Petre had chosen the Town Park as it was the best place to see the Sun rise. As that didn’t seem to be happening Petre decided that the two of them should head for the highest point in the area – Nectar Ridge. They set off and left the sterile environment of Town Park behind them.

It was about n hour’s brisk walk out of Town on the track that went by the name of Foster’s Freeway (a local joke, though nobody could recall the Foster it commemorated anymore). It was no more than a rutted, back-breaker of a way; but Petre and Fill were no strangers to walking, so they knew how to avoid breaking ankles and the like.

As they walked along, Petre tuned his ears into the frequency of Nature trying to pick up a programme that. Involved any living being – it was a disheartening exercise, but Petre kept his ears attuned just in case.

Fill was just walking – not thinking, not trying to think – just walking; walking where Petre said he should walk.

Nothing happened on the journey to Nectar Ridge, and that was altogether too scary a thing for Petre to consider. The possibility of the whole Town, County, State, World without any other life – Petre took his thoughts one step at a time so that they didn’t overwhelm him.

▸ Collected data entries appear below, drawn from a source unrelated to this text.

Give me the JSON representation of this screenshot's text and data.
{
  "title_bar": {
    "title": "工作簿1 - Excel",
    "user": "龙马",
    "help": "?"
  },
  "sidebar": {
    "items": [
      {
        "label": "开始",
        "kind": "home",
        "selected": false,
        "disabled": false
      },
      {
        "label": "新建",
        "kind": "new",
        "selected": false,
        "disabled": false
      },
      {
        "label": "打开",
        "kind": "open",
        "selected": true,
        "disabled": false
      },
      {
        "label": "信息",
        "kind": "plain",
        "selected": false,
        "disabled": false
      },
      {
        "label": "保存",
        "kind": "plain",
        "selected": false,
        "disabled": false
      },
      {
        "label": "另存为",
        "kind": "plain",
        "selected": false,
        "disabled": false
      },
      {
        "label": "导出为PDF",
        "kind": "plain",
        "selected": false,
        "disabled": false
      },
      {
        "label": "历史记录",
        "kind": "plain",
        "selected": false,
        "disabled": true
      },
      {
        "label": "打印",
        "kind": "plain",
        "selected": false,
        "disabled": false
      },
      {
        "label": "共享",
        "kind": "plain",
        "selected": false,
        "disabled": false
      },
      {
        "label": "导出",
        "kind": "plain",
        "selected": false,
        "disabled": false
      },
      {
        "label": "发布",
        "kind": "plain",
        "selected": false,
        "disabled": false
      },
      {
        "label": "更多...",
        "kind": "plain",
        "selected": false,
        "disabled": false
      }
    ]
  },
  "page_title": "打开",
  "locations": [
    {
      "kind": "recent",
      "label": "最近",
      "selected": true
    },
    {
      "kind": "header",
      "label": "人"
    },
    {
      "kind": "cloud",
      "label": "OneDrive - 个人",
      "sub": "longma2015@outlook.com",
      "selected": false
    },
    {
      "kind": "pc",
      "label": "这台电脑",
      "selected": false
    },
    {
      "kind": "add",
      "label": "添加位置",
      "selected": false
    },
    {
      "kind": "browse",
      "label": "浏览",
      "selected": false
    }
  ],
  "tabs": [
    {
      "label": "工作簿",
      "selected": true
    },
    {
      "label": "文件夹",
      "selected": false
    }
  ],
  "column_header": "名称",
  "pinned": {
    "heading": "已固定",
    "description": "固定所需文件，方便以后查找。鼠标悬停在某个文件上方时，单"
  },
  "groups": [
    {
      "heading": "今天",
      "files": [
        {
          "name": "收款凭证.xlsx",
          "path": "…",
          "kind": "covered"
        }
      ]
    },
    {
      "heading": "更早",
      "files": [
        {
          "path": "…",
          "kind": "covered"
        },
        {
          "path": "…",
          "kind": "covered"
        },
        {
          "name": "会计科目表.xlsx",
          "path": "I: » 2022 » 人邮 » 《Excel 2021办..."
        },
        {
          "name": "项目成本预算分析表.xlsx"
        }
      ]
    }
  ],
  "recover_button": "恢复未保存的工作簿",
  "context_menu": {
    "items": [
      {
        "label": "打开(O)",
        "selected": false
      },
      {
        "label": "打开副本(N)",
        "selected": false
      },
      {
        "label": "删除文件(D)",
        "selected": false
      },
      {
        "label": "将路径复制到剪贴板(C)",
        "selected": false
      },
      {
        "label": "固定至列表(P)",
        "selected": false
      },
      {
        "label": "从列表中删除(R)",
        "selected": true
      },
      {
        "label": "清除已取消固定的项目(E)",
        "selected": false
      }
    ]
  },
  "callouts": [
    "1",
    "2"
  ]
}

“But the trees must still be living!” announced Fill when they reached the base of Nectar Ridge. There was a small group of less than twenty young trees in the copse there.

“Sure, Fill! Lots of things are still living. It’s just a blip in the scheme of things that the people have left town.” Petre hoped that his voice sounded convincing.

Fill caught the words; but, continued: “But where are all the animals, the bugs, the sounds…” he tailed off as his own thoughts caught up with him.

‘I just don’t know, Fill; I just don’t know.” and this was spoken more to himself than Fill. Petre turned his attention to keeping Fill (and himself) moving – though what they they were soon to see from the top of the ridge was going to be the next point of deep thought – for Petre, anyway.

Hard work and a steep climb in the hindering gloom kept them busy for the next hour or so; then without incident, they reached the long summit of Nectar Ridge, a lengthy spine across the Town’s eastern boundary.

Petre and Fill looked towards where the Sun should have risen.